Le nouveau maire de Nice, Éric Ciotti (UDR, allié du RN), a présenté jeudi un plan d'économies annuelles de 60 millions d'euros pour financer des baisses d'impôts. Ce plan vise le « train de vie » de l'ancienne équipe municipale dirigée par Christian Estrosi (Horizons), ainsi que certains investissements et événements.
Réduction des frais de fonctionnement
Le parc automobile des élus municipaux et du cabinet doit être réduit de moitié. Éric Ciotti a dénoncé une utilisation « abusive de la protection fonctionnelle » et s'est engagé à ne plus l'utiliser. La sécurité personnelle du maire (240 000 euros) et ses frais de représentation (33 700 euros) sont supprimés, tandis que les frais de mission et de déplacement sont réduits de moitié.
Il a également annoncé avoir « découvert avec stupeur le montant pharaonique des frais d'avocats » de la précédente mandature, et compte faire baisser ce poste de 1,7 million d'euros en 2025 à environ 500 000 euros. Le magazine municipal, qualifié de « propagande officielle », sera supprimé, permettant une économie de 600 000 euros.
Réduction des avantages des élus
Les élus municipaux et de la métropole, dont les indemnités sont réduites, ne bénéficieront plus de places de parking gratuites. Les plus gros salaires du cabinet seront passés au crible. Les frais de réception, comme les « petits fours ou restaurants », seront divisés par deux.
Les événements sportifs sont également concernés, avec l'annulation du championnat du monde d'Ironman prévu en septembre à Nice et d'un tournoi international de pétanque.
Économies sur les investissements
Quelque 46 millions d'euros d'économies sur les investissements sont prévues. « On veut au final avoir plus d'investissements, mais moins coûteux », a précisé Éric Ciotti.
Baisse des impôts locaux
Ce plan d'économies permettra de financer une baisse des impôts locaux de 51 millions d'euros, promesse phare de la campagne.
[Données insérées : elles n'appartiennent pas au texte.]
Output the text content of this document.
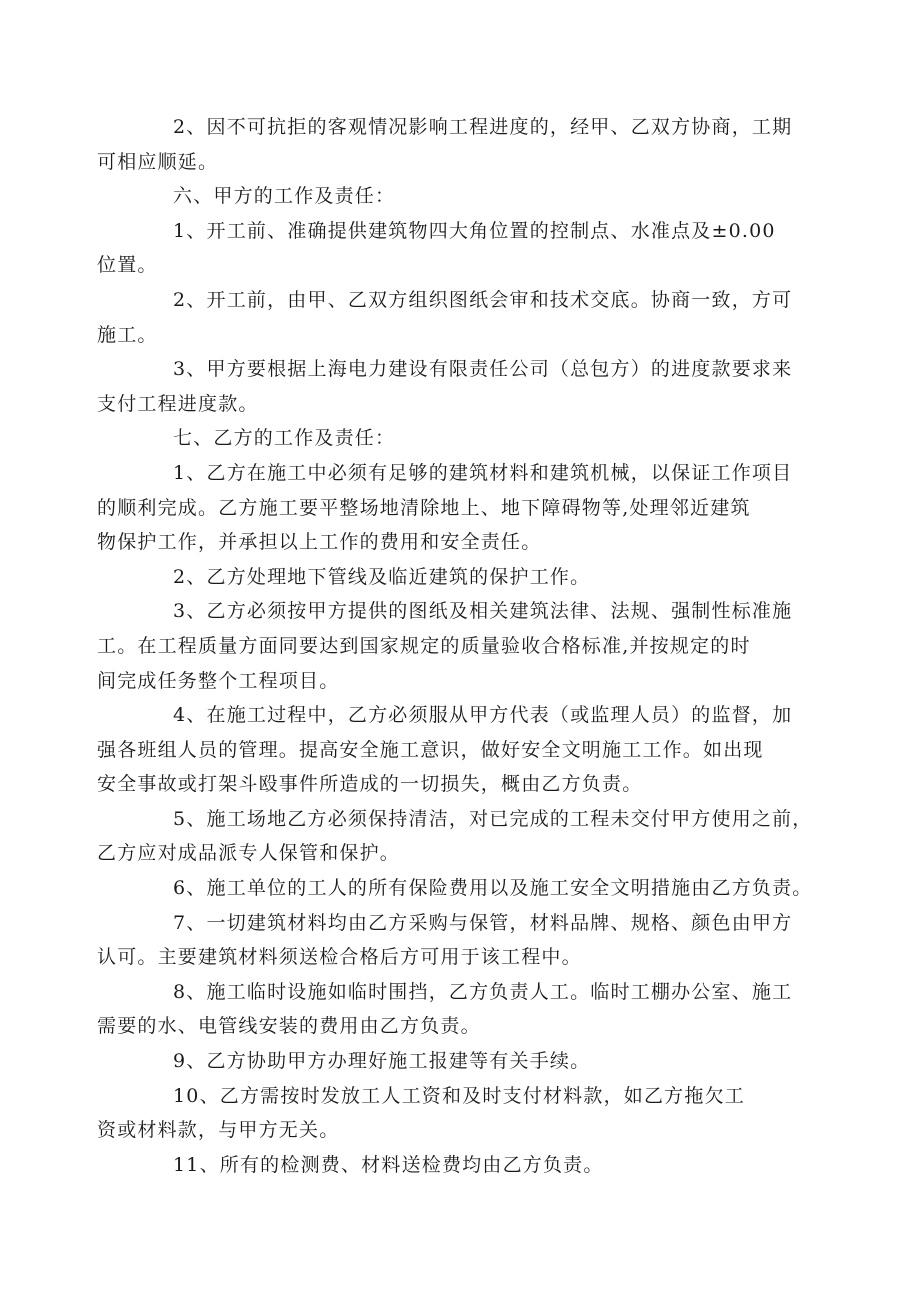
2、因不可抗拒的客观情况影响工程进度的，经甲、乙双方协商，工期
可相应顺延。

六、甲方的工作及责任：

1、开工前、准确提供建筑物四大角位置的控制点、水准点及±0.00
位置。

2、开工前，由甲、乙双方组织图纸会审和技术交底。协商一致，方可
施工。

3、甲方要根据上海电力建设有限责任公司（总包方）的进度款要求来
支付工程进度款。

七、乙方的工作及责任：

1、乙方在施工中必须有足够的建筑材料和建筑机械，以保证工作项目
的顺利完成。乙方施工要平整场地清除地上、地下障碍物等,处理邻近建筑
物保护工作，并承担以上工作的费用和安全责任。

2、乙方处理地下管线及临近建筑的保护工作。

3、乙方必须按甲方提供的图纸及相关建筑法律、法规、强制性标准施
工。在工程质量方面同要达到国家规定的质量验收合格标准,并按规定的时
间完成任务整个工程项目。

4、在施工过程中，乙方必须服从甲方代表（或监理人员）的监督，加
强各班组人员的管理。提高安全施工意识，做好安全文明施工工作。如出现
安全事故或打架斗殴事件所造成的一切损失，概由乙方负责。

5、施工场地乙方必须保持清洁，对已完成的工程未交付甲方使用之前，
乙方应对成品派专人保管和保护。

6、施工单位的工人的所有保险费用以及施工安全文明措施由乙方负责。

7、一切建筑材料均由乙方采购与保管，材料品牌、规格、颜色由甲方
认可。主要建筑材料须送检合格后方可用于该工程中。

8、施工临时设施如临时围挡，乙方负责人工。临时工棚办公室、施工
需要的水、电管线安装的费用由乙方负责。

9、乙方协助甲方办理好施工报建等有关手续。

10、乙方需按时发放工人工资和及时支付材料款，如乙方拖欠工
资或材料款，与甲方无关。

11、所有的检测费、材料送检费均由乙方负责。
Cette baisse doit être votée vendredi lors d'un conseil municipal suivi d'un conseil métropolitain. Outre une baisse de la taxe sur les ordures ménagères, la taxe foncière passera de 35,3 % à 30,6 %, et la taxe d'habitation sur les résidences secondaires sera réduite. Selon le nouveau maire, il s'agit de « rendre » aux Niçois plus de 51 millions d'euros de « pouvoir d'achat ».
Réactions de l'opposition
Julien Picot, élu communiste au conseil municipal et nommé à la présidence de la commission des Finances de la ville, conformément au souhait d'Éric Ciotti de réserver celle-ci à l'opposition, a dénoncé « des orientations budgétaires ultralibérales qui conduisent la ville et la métropole dans une impasse financière ». Il a déploré la baisse des impôts locaux, constituant selon lui « autant de moyens retirés aux services publics de proximité comme les crèches ou les écoles ».
Les prochaines élections municipales à Nice auront lieu les 15 et 22 mars 2026.